Naturally, we could hire someone else to do it or buy some product or get some SAP consultants, but we feel that in the end, that would tend to conform our processes to fit the system, rather than the system to fit our processes, so we've enlisted a few programmers and two of our officers with experience in systems design (they were consultants before joining our venture) have taken the lead positions. The system stands to be a completely integrated package joining together a content management system, financial system, call center system, inventory management, warehouse and supply chain management, order and customer management, communications management, and literally every other corner of our processes and needs with a ridiculous amount of flexibility for change while still enforcing completeness (since our various sites do things differently and indeed processes change dynamically on a customer-basis)
The CMS posed a very imposing problem. We didn't REALLY need to build our own, but the vendors we talked to and looked at were all sharks. Even open source solutions were shady and seemed untrustworthy. So, that part of the project sat dormant until one of the project managers, sipping a coffee at a meeting, said "Why don't we just make a database table with a couple columns - an identifier, some description columns, and a freakin' binary field" - and thus our CMS was born. It's elegant in its simplicity - documents related to other objects in the database are referenced FROM those objects rather than from the content (after all, how often do you start an inquiry into a customer transaction with an image of the receipt and then backtrace to the initial order placment?). Documents that stand alone are described sufficiently to be locateable in the description fields.

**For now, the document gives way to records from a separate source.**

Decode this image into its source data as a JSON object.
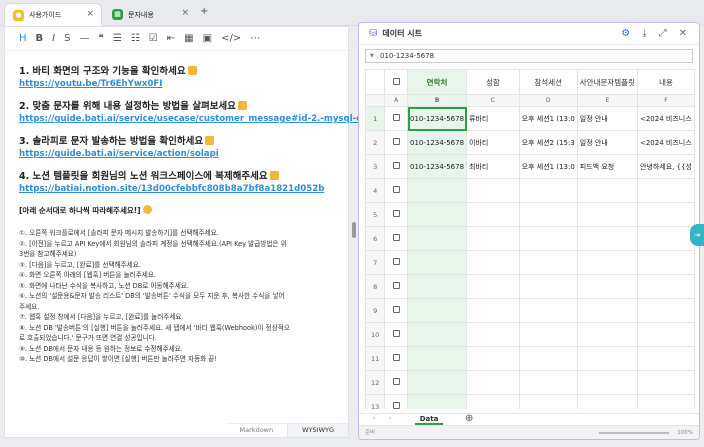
{
  "tabs": [
    {
      "label": "사용가이드",
      "icon_color": "#f0c020",
      "active": true
    },
    {
      "label": "문자내용",
      "icon_color": "#2e9e47",
      "active": false
    }
  ],
  "toolbar": {
    "items": [
      "H",
      "B",
      "I",
      "S",
      "—",
      "❝",
      "☰",
      "☷",
      "☑",
      "⇤",
      "▦",
      "▣",
      "</>",
      "⋯"
    ]
  },
  "guide": {
    "steps": [
      {
        "title": "1. 바티 화면의 구조와 기능을 확인하세요",
        "link": "https://youtu.be/Tr6EhYwx0FI"
      },
      {
        "title": "2. 맞춤 문자를 위해 내용 설정하는 방법을 살펴보세요",
        "link": "https://guide.bati.ai/service/usecase/customer_message#id-2.-mysql-db"
      },
      {
        "title": "3. 솔라피로 문자 발송하는 방법을 확인하세요",
        "link": "https://guide.bati.ai/service/action/solapi"
      },
      {
        "title": "4. 노션 템플릿을 회원님의 노션 워크스페이스에 복제해주세요",
        "link": "https://batiai.notion.site/13d00cfebbfc808b8a7bf8a1821d052b"
      }
    ],
    "instr_title": "[아래 순서대로 하나씩 따라해주세요!]",
    "instructions": [
      "①. 오른쪽 워크플로에서 [솔라피 문자 메시지 발송하기]를 선택해주세요.",
      "②. [이전]을 누르고 API Key에서 회원님의 솔라피 계정을 선택해주세요.(API Key 발급방법은 위",
      "3번을 참고해주세요)",
      "③. [다음]을 누르고, [완료]를 선택해주세요.",
      "④. 화면 오른쪽 아래의 [웹훅] 버튼을 눌러주세요.",
      "⑤. 화면에 나타난 수식을 복사하고, 노션 DB로 이동해주세요.",
      "⑥. 노션의 '설문용&문자 발송 리스트' DB의 '발송버튼' 수식을 모두 지운 후, 복사한 수식을 넣어",
      "주세요.",
      "⑦. 웹훅 설정 창에서 [다음]을 누르고, [완료]를 눌러주세요.",
      "⑧. 노션 DB '발송버튼'의 [실행] 버튼을 눌러주세요. 새 탭에서 '바티 웹훅(Webhook)이 정상적으",
      "로 호출되었습니다.' 문구가 뜨면 연결 성공입니다.",
      "⑨. 노션 DB에서 문자 내용 등 원하는 정보로 수정해주세요.",
      "⑩. 노션 DB에서 설문 응답이 쌓이면 [실행] 버튼만 눌러주면 자동화 끝!"
    ]
  },
  "mode": {
    "markdown": "Markdown",
    "wysiwyg": "WYSIWYG"
  },
  "sheet": {
    "title": "데이터 시트",
    "formula_value": "010-1234-5678",
    "headers": [
      "연락처",
      "성함",
      "참석세션",
      "사안내문자템플릿",
      "내용"
    ],
    "letters": [
      "A",
      "B",
      "C",
      "D",
      "E",
      "F"
    ],
    "rows": [
      {
        "n": "1",
        "cells": [
          "010-1234-5678",
          "류바티",
          "오후 세션1 (13:0",
          "일정 안내",
          "<2024 비즈니스"
        ]
      },
      {
        "n": "2",
        "cells": [
          "010-1234-5678",
          "이바티",
          "오후 세션2 (15:3",
          "일정 안내",
          "<2024 비즈니스"
        ]
      },
      {
        "n": "3",
        "cells": [
          "010-1234-5678",
          "최바티",
          "오후 세션1 (13:0",
          "피드백 요청",
          "안녕하세요, {{성"
        ]
      },
      {
        "n": "4",
        "cells": [
          "",
          "",
          "",
          "",
          ""
        ]
      },
      {
        "n": "5",
        "cells": [
          "",
          "",
          "",
          "",
          ""
        ]
      },
      {
        "n": "6",
        "cells": [
          "",
          "",
          "",
          "",
          ""
        ]
      },
      {
        "n": "7",
        "cells": [
          "",
          "",
          "",
          "",
          ""
        ]
      },
      {
        "n": "8",
        "cells": [
          "",
          "",
          "",
          "",
          ""
        ]
      },
      {
        "n": "9",
        "cells": [
          "",
          "",
          "",
          "",
          ""
        ]
      },
      {
        "n": "10",
        "cells": [
          "",
          "",
          "",
          "",
          ""
        ]
      },
      {
        "n": "11",
        "cells": [
          "",
          "",
          "",
          "",
          ""
        ]
      },
      {
        "n": "12",
        "cells": [
          "",
          "",
          "",
          "",
          ""
        ]
      },
      {
        "n": "13",
        "cells": [
          "",
          "",
          "",
          "",
          ""
        ]
      }
    ],
    "sheet_tab": "Data",
    "status_left": "준비",
    "zoom": "100%"
  }
}
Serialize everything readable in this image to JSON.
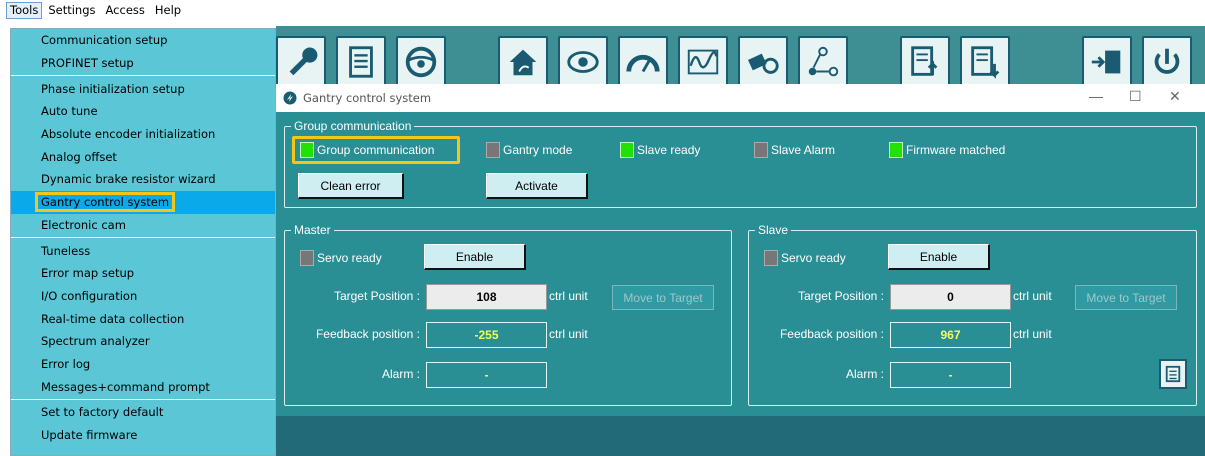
{
  "menubar": {
    "items": [
      "Tools",
      "Settings",
      "Access",
      "Help"
    ]
  },
  "tools_menu": {
    "groups": [
      [
        "Communication setup",
        "PROFINET setup"
      ],
      [
        "Phase initialization setup",
        "Auto tune",
        "Absolute encoder initialization",
        "Analog offset",
        "Dynamic brake resistor wizard",
        "Gantry control system",
        "Electronic cam"
      ],
      [
        "Tuneless",
        "Error map setup",
        "I/O configuration",
        "Real-time data collection",
        "Spectrum analyzer",
        "Error log",
        "Messages+command prompt"
      ],
      [
        "Set to factory default",
        "Update firmware"
      ]
    ],
    "selected": "Gantry control system"
  },
  "toolbar_icons": [
    "wrench-icon",
    "document-icon",
    "steering-wheel-icon",
    "home-icon",
    "eye-icon",
    "gauge-icon",
    "waveform-icon",
    "mechanism-icon",
    "network-icon",
    "document-up-icon",
    "document-down-icon",
    "chip-arrow-icon",
    "power-icon"
  ],
  "window": {
    "title": "Gantry control system",
    "group_comm": {
      "legend": "Group communication",
      "indicators": [
        {
          "label": "Group communication",
          "state": "green"
        },
        {
          "label": "Gantry mode",
          "state": "gray"
        },
        {
          "label": "Slave ready",
          "state": "green"
        },
        {
          "label": "Slave Alarm",
          "state": "gray"
        },
        {
          "label": "Firmware matched",
          "state": "green"
        }
      ],
      "clean_error": "Clean error",
      "activate": "Activate"
    },
    "master": {
      "legend": "Master",
      "servo_ready": "Servo ready",
      "enable": "Enable",
      "target_label": "Target Position :",
      "target_value": "108",
      "unit": "ctrl unit",
      "move": "Move to Target",
      "feedback_label": "Feedback position :",
      "feedback_value": "-255",
      "alarm_label": "Alarm :",
      "alarm_value": "-"
    },
    "slave": {
      "legend": "Slave",
      "servo_ready": "Servo ready",
      "enable": "Enable",
      "target_label": "Target Position :",
      "target_value": "0",
      "unit": "ctrl unit",
      "move": "Move to Target",
      "feedback_label": "Feedback position :",
      "feedback_value": "967",
      "alarm_label": "Alarm :",
      "alarm_value": "-"
    }
  },
  "colors": {
    "accent_highlight": "#f5c518",
    "panel_teal": "#2a8e95",
    "led_green": "#22e000",
    "value_yellow": "#f4ff5a",
    "menu_bg": "#5ac6d6",
    "menu_selected": "#0aa9ea"
  }
}
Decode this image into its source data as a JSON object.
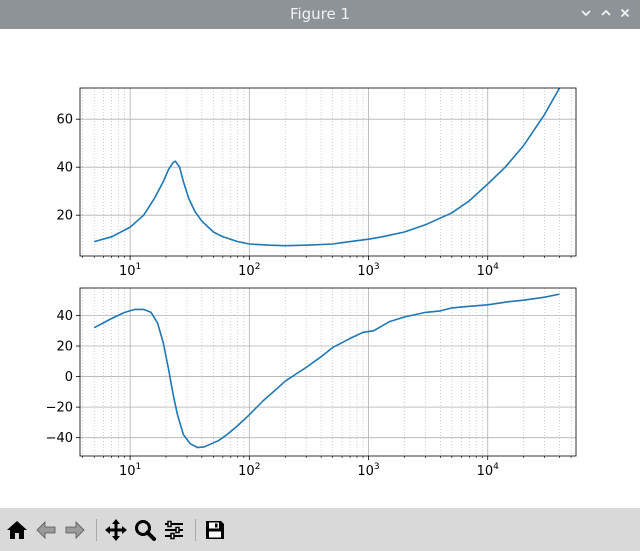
{
  "window": {
    "title": "Figure 1"
  },
  "toolbar": {
    "buttons": [
      {
        "icon": "home-icon"
      },
      {
        "icon": "back-icon"
      },
      {
        "icon": "forward-icon"
      },
      {
        "icon": "pan-icon"
      },
      {
        "icon": "zoom-icon"
      },
      {
        "icon": "configure-subplots-icon"
      },
      {
        "icon": "save-icon"
      }
    ]
  },
  "chart_data": [
    {
      "type": "line",
      "xscale": "log",
      "xlim": [
        3.8,
        55000
      ],
      "ylim": [
        3,
        73
      ],
      "grid": true,
      "minor_grid": true,
      "color": "#1f77b4",
      "yticks": [
        20,
        40,
        60
      ],
      "yticklabels": [
        "20",
        "40",
        "60"
      ],
      "xticks": [
        10,
        100,
        1000,
        10000
      ],
      "xticklabels": [
        [
          "10",
          "1"
        ],
        [
          "10",
          "2"
        ],
        [
          "10",
          "3"
        ],
        [
          "10",
          "4"
        ]
      ],
      "x": [
        5,
        7,
        10,
        13,
        16,
        19,
        21,
        23,
        24,
        26,
        28,
        31,
        35,
        40,
        50,
        60,
        80,
        100,
        150,
        200,
        300,
        500,
        700,
        1000,
        1300,
        2000,
        3000,
        5000,
        7000,
        10000,
        14000,
        20000,
        30000,
        40000
      ],
      "y": [
        9,
        11,
        15,
        20,
        27,
        34,
        39,
        42,
        42.5,
        40,
        34,
        27,
        21.5,
        17.5,
        13,
        11,
        9,
        8,
        7.5,
        7.3,
        7.5,
        8,
        9,
        10,
        11,
        13,
        16,
        21,
        26,
        33,
        40,
        49,
        62,
        73
      ]
    },
    {
      "type": "line",
      "xscale": "log",
      "xlim": [
        3.8,
        55000
      ],
      "ylim": [
        -52,
        58
      ],
      "grid": true,
      "minor_grid": true,
      "color": "#1f77b4",
      "yticks": [
        -40,
        -20,
        0,
        20,
        40
      ],
      "yticklabels": [
        "−40",
        "−20",
        "0",
        "20",
        "40"
      ],
      "xticks": [
        10,
        100,
        1000,
        10000
      ],
      "xticklabels": [
        [
          "10",
          "1"
        ],
        [
          "10",
          "2"
        ],
        [
          "10",
          "3"
        ],
        [
          "10",
          "4"
        ]
      ],
      "x": [
        5,
        7,
        9,
        11,
        13,
        15,
        17,
        19,
        21,
        23,
        25,
        28,
        32,
        37,
        42,
        48,
        55,
        65,
        80,
        100,
        130,
        170,
        200,
        250,
        300,
        400,
        500,
        700,
        900,
        1100,
        1500,
        2000,
        3000,
        4000,
        5000,
        7000,
        10000,
        15000,
        20000,
        30000,
        40000
      ],
      "y": [
        32,
        38,
        42,
        44,
        44,
        42,
        35,
        22,
        5,
        -12,
        -25,
        -38,
        -44,
        -46.5,
        -46,
        -44,
        -42,
        -38,
        -32,
        -25,
        -16,
        -8,
        -3,
        2,
        6,
        13,
        19,
        25,
        29,
        30,
        36,
        39,
        42,
        43,
        45,
        46,
        47,
        49,
        50,
        52,
        54
      ]
    }
  ]
}
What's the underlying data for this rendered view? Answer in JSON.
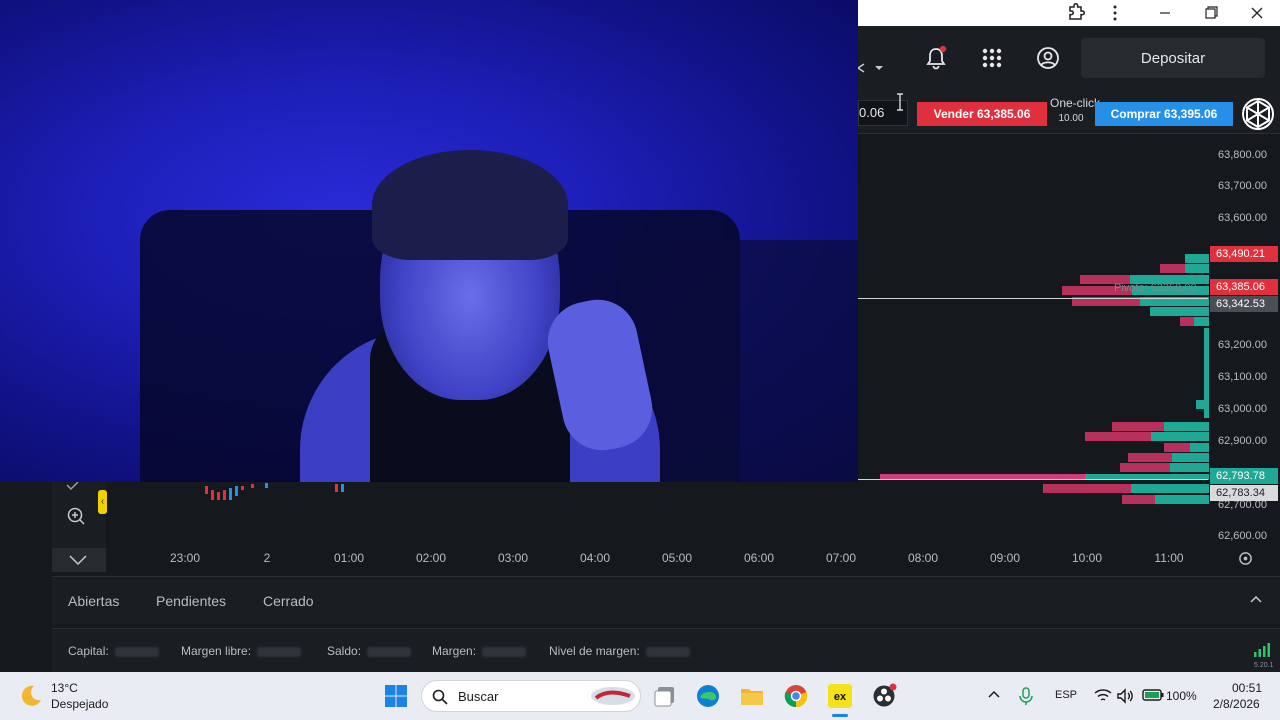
{
  "window": {
    "extension_icon": "extension-icon",
    "menu_icon": "kebab-menu-icon",
    "minimize_icon": "minimize-icon",
    "restore_icon": "restore-icon",
    "close_icon": "close-icon"
  },
  "header": {
    "bell_icon": "bell-icon",
    "apps_icon": "apps-grid-icon",
    "account_icon": "account-icon",
    "deposit_label": "Depositar",
    "notification_color": "#e0303e"
  },
  "orderbar": {
    "quantity_value": "0.06",
    "sell_label": "Vender 63,385.06",
    "buy_label": "Comprar 63,395.06",
    "oneclick_label": "One-click",
    "oneclick_value": "10.00",
    "sell_color": "#e0303e",
    "buy_color": "#2690e8"
  },
  "chart_data": {
    "type": "table",
    "price_ticks": [
      "63,800.00",
      "63,700.00",
      "63,600.00",
      "63,200.00",
      "63,100.00",
      "63,000.00",
      "62,900.00",
      "62,700.00",
      "62,600.00"
    ],
    "price_tags": [
      {
        "label": "63,490.21",
        "color": "#e0303e"
      },
      {
        "label": "63,385.06",
        "color": "#e0303e"
      },
      {
        "label": "63,342.53",
        "color": "#4a4f55"
      },
      {
        "label": "62,793.78",
        "color": "#1fa896"
      },
      {
        "label": "62,783.34",
        "color": "#d8dadc"
      }
    ],
    "pivot_label": "Pivote: 63350.00",
    "time_ticks": [
      "23:00",
      "2",
      "01:00",
      "02:00",
      "03:00",
      "04:00",
      "05:00",
      "06:00",
      "07:00",
      "08:00",
      "09:00",
      "10:00",
      "11:00"
    ]
  },
  "positions_panel": {
    "tabs": [
      "Abiertas",
      "Pendientes",
      "Cerrado"
    ],
    "collapse_icon": "chevron-up-icon"
  },
  "account_stats": {
    "capital_label": "Capital:",
    "free_margin_label": "Margen libre:",
    "balance_label": "Saldo:",
    "margin_label": "Margen:",
    "margin_level_label": "Nivel de margen:",
    "version": "5.20.1"
  },
  "taskbar": {
    "weather_temp": "13°C",
    "weather_desc": "Despejado",
    "search_placeholder": "Buscar",
    "language": "ESP",
    "battery": "100%",
    "time": "00:51",
    "date": "2/8/2026"
  }
}
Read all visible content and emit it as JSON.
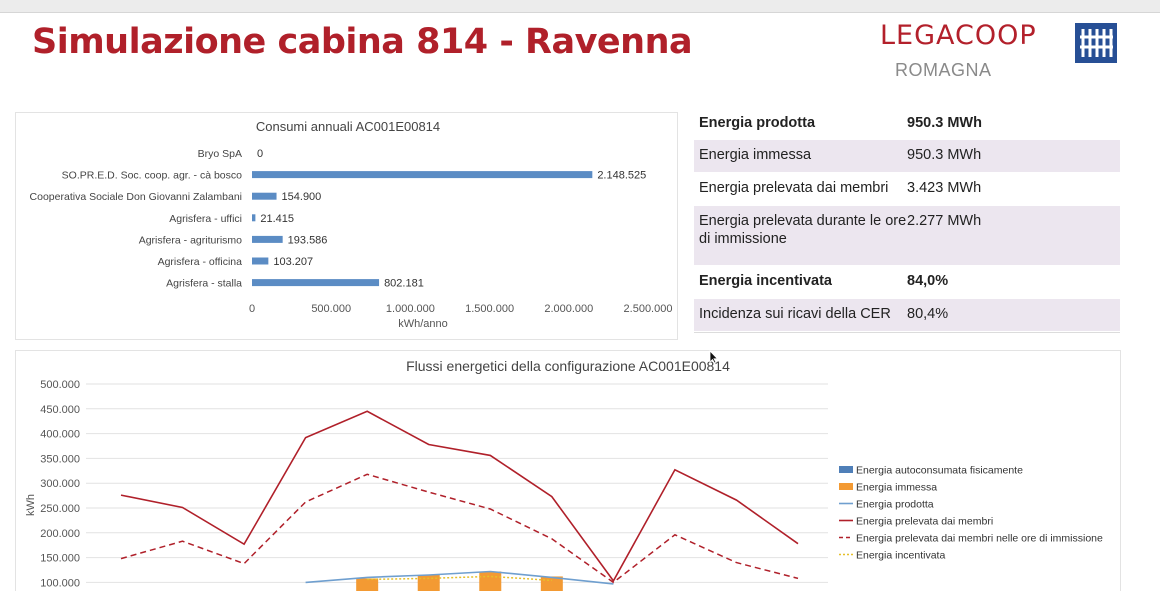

The only real technical challenge in making the perfect CMS for our needs was distributing that particular table off the main database servers - which consisted of a great, big, RTFM.
YMMV, do not attempt to duplicate this course of action without proper consultation and investigation into alternatives.
They are right about KM databases though
This business about making them difficult to access is so right! Proprietry "extensions" to SQL - clever pointers - proprietry APIs... The whole ECMS/KM industry is a mess.
Bureaucrats have another reason not to supply information!!